S'il y a des signes de dépérissement, du jaunissement de feuillage, des branches qui meurent dans la cime, dit-il, ce sont les premiers signes d'activité de l'agrile. Il faut alors contacter les autorités, comme Ressources naturelles Canada, afin que des agents viennent vérifier l'arbre.

La présence inhabituelle de pics-bois dans un frêne est aussi un signal d'alarme, puisque ces oiseaux viennent s'alimenter des larves.

Il faut racler l'écorce des frênes pour déterminer si l'insecte a élu domicile à l'intérieur.Agrandir l’image (Nouvelle fenêtre)

Il faut racler l'écorce des frênes pour déterminer si l'insecte a élu domicile à l'intérieur.
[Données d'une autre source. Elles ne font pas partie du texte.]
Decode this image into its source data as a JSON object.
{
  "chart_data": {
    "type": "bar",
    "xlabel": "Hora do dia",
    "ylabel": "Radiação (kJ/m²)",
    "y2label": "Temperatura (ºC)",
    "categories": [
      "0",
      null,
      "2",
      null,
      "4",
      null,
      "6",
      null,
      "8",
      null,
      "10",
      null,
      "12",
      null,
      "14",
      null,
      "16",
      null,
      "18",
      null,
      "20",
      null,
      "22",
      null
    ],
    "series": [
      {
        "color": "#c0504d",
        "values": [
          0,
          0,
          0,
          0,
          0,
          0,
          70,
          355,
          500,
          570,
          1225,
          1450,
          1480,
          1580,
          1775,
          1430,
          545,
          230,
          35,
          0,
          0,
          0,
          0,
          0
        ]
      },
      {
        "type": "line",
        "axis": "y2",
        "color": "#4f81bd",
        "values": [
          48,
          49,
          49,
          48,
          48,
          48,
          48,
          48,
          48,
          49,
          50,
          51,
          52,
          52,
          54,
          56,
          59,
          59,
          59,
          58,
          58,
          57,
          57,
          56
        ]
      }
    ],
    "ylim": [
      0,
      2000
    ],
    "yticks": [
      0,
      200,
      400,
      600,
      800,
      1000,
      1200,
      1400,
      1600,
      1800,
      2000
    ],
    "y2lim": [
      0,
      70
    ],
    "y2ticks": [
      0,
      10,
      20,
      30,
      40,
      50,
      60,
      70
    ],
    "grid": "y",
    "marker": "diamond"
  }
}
Photo : Radio-Canada / Jonathan Villeneuve

Difficile de contenir les infestations

La détection de l'agrile reste pour le moment laborieuse, et les techniques pour contrôler sa propagation demeurent expérimentales.

De petites guêpes importées de la Chine et reproduites à Sault-Sainte-Marie, en Ontario, sont par exemple relâchées en milieu naturel pour attaquer l'insecte.

Des pièges équipés d'un type de champignon sont aussi testés dans le but d'infecter les populations d'agrile.